The Governing Council of the European Central Bank (ECB) decided, at its monetary policy meeting in Frankfurt on Thursday 27 July, to raise its three key rates by a further 25 basis points, taking the view that inflation was continuing to decline but is still expected to remain too high for too long. Starting 2 August, the rate on the deposit facility will be raised to 3.75%, the rate on the main refinancing operations to 4.25% and the rate on the marginal lending facility to 4.50%.
ECB President Christine Lagarde stressed that the decision had been taken unanimously, with the determination to be data-dependent in order to bring medium-term inflation down to 2%.
In addition, the Governing Council decided to set the remuneration of minimum reserves at 0%.
This decision will preserve the effectiveness of the implementation of monetary policy by maintaining the same level of control over its stance, said the President.
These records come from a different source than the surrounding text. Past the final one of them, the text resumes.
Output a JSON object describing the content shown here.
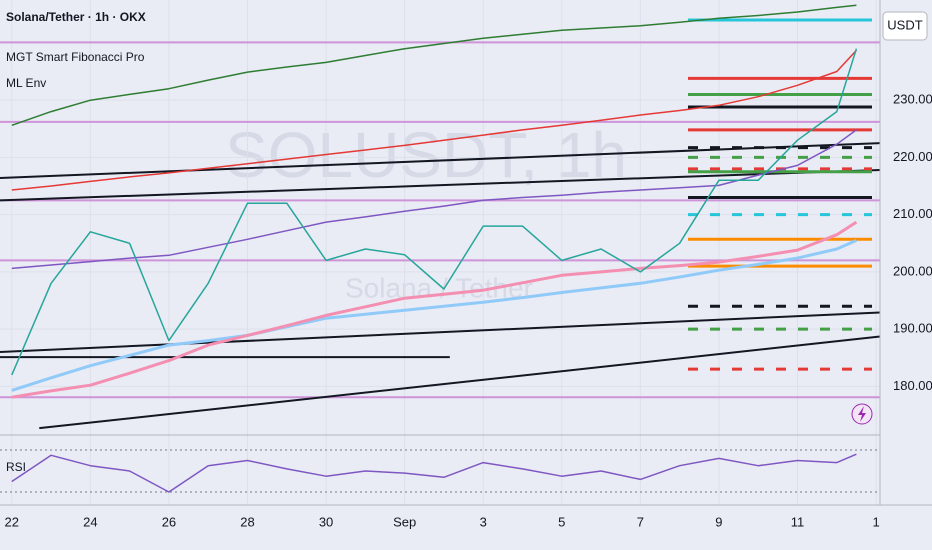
{
  "chart_data": [
    {
      "type": "line",
      "title": "Solana/Tether · 1h · OKX",
      "indicators": [
        "MGT Smart Fibonacci Pro",
        "ML Env"
      ],
      "currency": "USDT",
      "watermark": "SOLUSDT, 1h",
      "watermark_subtitle": "Solana / Tether",
      "grid": true,
      "x": [
        0,
        1,
        2,
        3,
        4,
        5,
        6,
        7,
        8,
        9,
        10,
        11,
        12,
        13,
        14,
        15,
        16,
        17,
        18,
        19,
        20,
        21,
        21.5
      ],
      "xlim": [
        -0.3,
        22.1
      ],
      "xticks": [
        {
          "value": 0,
          "label": "22"
        },
        {
          "value": 2,
          "label": "24"
        },
        {
          "value": 4,
          "label": "26"
        },
        {
          "value": 6,
          "label": "28"
        },
        {
          "value": 8,
          "label": "30"
        },
        {
          "value": 10,
          "label": "Sep"
        },
        {
          "value": 12,
          "label": "3"
        },
        {
          "value": 14,
          "label": "5"
        },
        {
          "value": 16,
          "label": "7"
        },
        {
          "value": 18,
          "label": "9"
        },
        {
          "value": 20,
          "label": "11"
        },
        {
          "value": 22,
          "label": "1"
        }
      ],
      "ylim": [
        171.5,
        247.5
      ],
      "yticks": [
        {
          "value": 180,
          "label": "180.00"
        },
        {
          "value": 190,
          "label": "190.00"
        },
        {
          "value": 200,
          "label": "200.00"
        },
        {
          "value": 210,
          "label": "210.00"
        },
        {
          "value": 220,
          "label": "220.00"
        },
        {
          "value": 230,
          "label": "230.00"
        }
      ],
      "series": [
        {
          "color": "#2e7d32",
          "width": 1.5,
          "values": [
            225.6,
            228,
            230,
            231,
            232,
            233.5,
            234.9,
            235.8,
            236.6,
            237.8,
            239,
            239.9,
            240.8,
            241.5,
            242.2,
            242.6,
            243,
            243.6,
            244.3,
            244.8,
            245.4,
            246.2,
            246.6
          ]
        },
        {
          "color": "#e53935",
          "width": 1.5,
          "values": [
            214.3,
            215,
            215.8,
            216.6,
            217.3,
            218.1,
            218.9,
            219.7,
            220.5,
            221.3,
            222.1,
            223,
            223.9,
            224.8,
            225.6,
            226.5,
            227.4,
            228.2,
            229.1,
            230.6,
            232.6,
            235,
            238.7
          ]
        },
        {
          "color": "#90caf9",
          "width": 3,
          "values": [
            179.3,
            181.5,
            183.6,
            185.4,
            187.2,
            188,
            188.9,
            190.4,
            191.9,
            192.6,
            193.3,
            194,
            194.7,
            195.5,
            196.4,
            197.2,
            198,
            199.1,
            200.3,
            201.3,
            202.4,
            204,
            205.5
          ]
        },
        {
          "color": "#f48fb1",
          "width": 3,
          "values": [
            178.1,
            179.2,
            180.2,
            182.3,
            184.5,
            187.2,
            188.9,
            190.6,
            192.4,
            193.9,
            195.4,
            196.1,
            196.8,
            198.1,
            199.4,
            200,
            200.6,
            201.1,
            201.7,
            202.7,
            203.8,
            206.5,
            208.7
          ]
        },
        {
          "color": "#7e57c2",
          "width": 1.5,
          "values": [
            200.6,
            201.2,
            201.8,
            202.4,
            202.9,
            204.3,
            205.7,
            207.2,
            208.7,
            209.6,
            210.6,
            211.5,
            212.5,
            213,
            213.4,
            213.9,
            214.3,
            214.7,
            215.1,
            216.9,
            218.6,
            222.3,
            224.8
          ]
        },
        {
          "color": "#26a69a",
          "width": 1.5,
          "values": [
            182,
            198,
            207,
            205,
            188,
            198,
            212,
            212,
            202,
            204,
            203,
            197,
            208,
            208,
            202,
            204,
            200,
            205,
            216,
            216,
            223,
            228,
            239
          ]
        }
      ],
      "hlines": [
        {
          "value": 240.1,
          "color": "#ce93d8"
        },
        {
          "value": 226.2,
          "color": "#ce93d8"
        },
        {
          "value": 212.5,
          "color": "#ce93d8"
        },
        {
          "value": 202,
          "color": "#ce93d8"
        },
        {
          "value": 178.1,
          "color": "#ce93d8"
        }
      ],
      "levels": [
        {
          "value": 244,
          "color": "#26c6da",
          "dashed": false
        },
        {
          "value": 233.8,
          "color": "#e53935",
          "dashed": false
        },
        {
          "value": 231,
          "color": "#43a047",
          "dashed": false
        },
        {
          "value": 228.8,
          "color": "#131722",
          "dashed": false
        },
        {
          "value": 224.8,
          "color": "#e53935",
          "dashed": false
        },
        {
          "value": 221.7,
          "color": "#131722",
          "dashed": true
        },
        {
          "value": 220,
          "color": "#43a047",
          "dashed": true
        },
        {
          "value": 218,
          "color": "#e53935",
          "dashed": true
        },
        {
          "value": 217.5,
          "color": "#43a047",
          "dashed": false
        },
        {
          "value": 213,
          "color": "#131722",
          "dashed": false
        },
        {
          "value": 210,
          "color": "#26c6da",
          "dashed": true
        },
        {
          "value": 205.7,
          "color": "#fb8c00",
          "dashed": false
        },
        {
          "value": 201,
          "color": "#fb8c00",
          "dashed": false
        },
        {
          "value": 194,
          "color": "#131722",
          "dashed": true
        },
        {
          "value": 190,
          "color": "#43a047",
          "dashed": true
        },
        {
          "value": 183,
          "color": "#e53935",
          "dashed": true
        }
      ],
      "trendlines": [
        {
          "x": [
            -0.3,
            22.1
          ],
          "y": [
            216.4,
            222.5
          ]
        },
        {
          "x": [
            -0.3,
            22.1
          ],
          "y": [
            212.5,
            217.8
          ]
        },
        {
          "x": [
            -0.3,
            22.1
          ],
          "y": [
            186,
            192.9
          ]
        },
        {
          "x": [
            0.7,
            22.1
          ],
          "y": [
            172.7,
            188.7
          ]
        },
        {
          "x": [
            -0.3,
            11.15
          ],
          "y": [
            185.1,
            185.1
          ]
        }
      ]
    },
    {
      "type": "line",
      "title": "RSI",
      "x": [
        0,
        1,
        2,
        3,
        4,
        5,
        6,
        7,
        8,
        9,
        10,
        11,
        12,
        13,
        14,
        15,
        16,
        17,
        18,
        19,
        20,
        21,
        21.5
      ],
      "xlim": [
        -0.3,
        22.1
      ],
      "ylim": [
        17.6,
        84.3
      ],
      "levels": [
        30,
        70
      ],
      "series": [
        {
          "color": "#7e57c2",
          "width": 1.5,
          "values": [
            40,
            65,
            55,
            50,
            30,
            55,
            60,
            52,
            45,
            50,
            48,
            44,
            58,
            52,
            45,
            50,
            42,
            55,
            62,
            55,
            60,
            58,
            66
          ]
        }
      ]
    }
  ]
}
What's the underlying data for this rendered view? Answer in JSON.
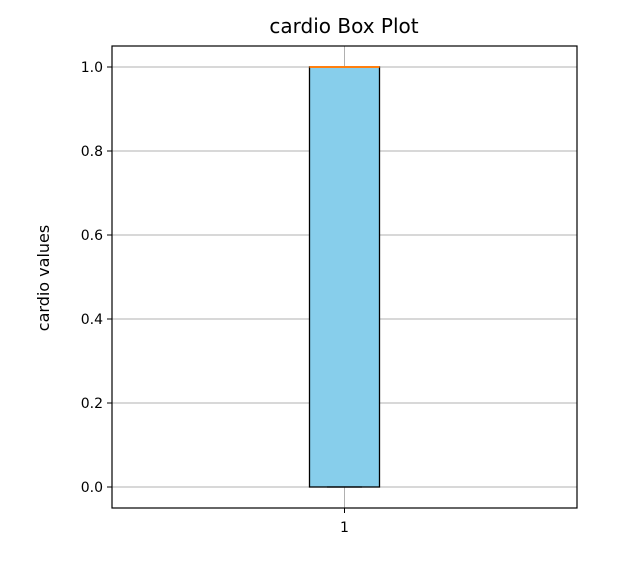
{
  "colors": {
    "box_fill": "#87ceeb",
    "box_edge": "#000000",
    "median": "#ff7f0e",
    "grid": "#b0b0b0"
  },
  "chart_data": {
    "type": "box",
    "title": "cardio Box Plot",
    "xlabel": "",
    "ylabel": "cardio values",
    "ylim": [
      -0.05,
      1.05
    ],
    "yticks": [
      0.0,
      0.2,
      0.4,
      0.6,
      0.8,
      1.0
    ],
    "ytick_labels": [
      "0.0",
      "0.2",
      "0.4",
      "0.6",
      "0.8",
      "1.0"
    ],
    "categories": [
      "1"
    ],
    "grid": true,
    "boxes": [
      {
        "label": "1",
        "whisker_low": 0.0,
        "q1": 0.0,
        "median": 1.0,
        "q3": 1.0,
        "whisker_high": 1.0
      }
    ]
  }
}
This change will come into effect at the start of the reserve maintenance period on 20 September.
A pause in the rise in interest rates?
The ECB is now considering the possibility of a pause in its successive rate hikes.
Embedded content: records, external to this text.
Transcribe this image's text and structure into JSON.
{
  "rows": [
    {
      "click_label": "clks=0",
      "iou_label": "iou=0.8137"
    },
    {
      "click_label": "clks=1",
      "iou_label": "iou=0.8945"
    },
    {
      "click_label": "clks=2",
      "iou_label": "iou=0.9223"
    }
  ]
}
The President said that this possibility would be examined from September onwards, and then at each monetary policy meeting. This is not forward guidance: “the burden of proof is going to be on the data”, Christine Lagarde was keen to point out.
The decision will again be taken on the basis of the Governing Council’s assessment of the inflation outlook, the underlying inflation dynamics and the strength of the monetary policy transmission. All types of macroeconomic data will be taken into consideration.
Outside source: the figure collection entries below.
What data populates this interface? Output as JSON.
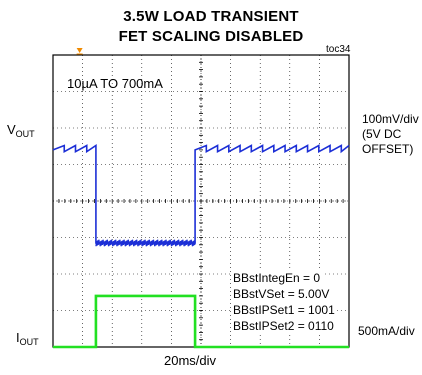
{
  "title_line1": "3.5W LOAD TRANSIENT",
  "title_line2": "FET SCALING DISABLED",
  "figure_tag": "toc34",
  "load_label": "10µA TO 700mA",
  "vout_label": "V",
  "vout_sub": "OUT",
  "iout_label": "I",
  "iout_sub": "OUT",
  "vout_scale": [
    "100mV/div",
    "(5V DC",
    "OFFSET)"
  ],
  "iout_scale": "500mA/div",
  "time_scale": "20ms/div",
  "settings": [
    "BBstIntegEn = 0",
    "BBstVSet = 5.00V",
    "BBstIPSet1 = 1001",
    "BBstIPSet2 = 0110"
  ],
  "colors": {
    "vout_trace": "#1c2fd6",
    "iout_trace": "#22e022",
    "trigger_marker": "#f08a00",
    "grid": "#000000"
  },
  "chart_data": {
    "type": "line",
    "x_unit": "time (20ms/div)",
    "x_divisions": 10,
    "y_divisions": 8,
    "series": [
      {
        "name": "VOUT",
        "color": "#1c2fd6",
        "x_div": [
          0.0,
          1.45,
          1.45,
          4.8,
          4.8,
          10.0
        ],
        "y_div": [
          5.4,
          5.4,
          2.85,
          2.85,
          5.4,
          5.4
        ],
        "note_shape": "sawtooth ripple at high level, noisy band at low level"
      },
      {
        "name": "IOUT",
        "color": "#22e022",
        "x_div": [
          0.0,
          1.45,
          1.45,
          4.8,
          4.8,
          10.0
        ],
        "y_div": [
          0.0,
          0.0,
          1.4,
          1.4,
          0.0,
          0.0
        ]
      }
    ]
  }
}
Ms Lagarde indicated that in September, the Governing Council will have at its disposal the inflation projections drawn up by the ECB, two readings and a better understanding of the transmission of its monetary policy.
Furthermore, there will be no trade-off between interest rates and quantitative tightening, and interest rates will remain the ECB’s main and most effective tool, said its President: “Our driving force is the effect of our monetary policy on inflation”.
Inflation dynamics
The President pointed out that the drivers of inflation were changing: external sources of inflation were diminishing, while domestic inflationary pressures, particularly those exerted by rising wages and profit margins, remained strong and were becoming an increasingly important factor in inflation.
However, she indicated that there was no second-round effect or risk of such a phenomenon, for the time being at least, but that the ECB was keeping a particularly close eye on the services sector.
The Vice-President, Luis De Guindos, stressed that, as indicated in the report on financial stability, the ECB had paid attention to the fall in property prices, particularly commercial property. According to Mr De Guindos, this trend began before monetary policy was tightened, and is not being seen in residential property.
Transmission of ECB monetary policy
Christine Lagarde indicated that the transmission of the ECB's monetary policy was taking effect in the area of bank financing. Transmission to the wider economy is less obvious, but is beginning to be observed.
“It’s not surprising that there is less investment in general. This is the expected effect of the monetary policy stance we have defined. And this is precisely what will enable inflation to be brought back to its target level”, added President Lagarde.
Greening the portfolio
The President pointed out that, as Greenpeace had noted (see EUROPE 13230/24), the ECB was ceasing reinvestments under its asset purchase programme (APP). However, the ECB had undertaken to align its asset purchase programmes with the Paris Agreement.
Christine Lagarde said: “During 2023, we will develop the means and methods by which we will align ourselves with the Paris Agreement”.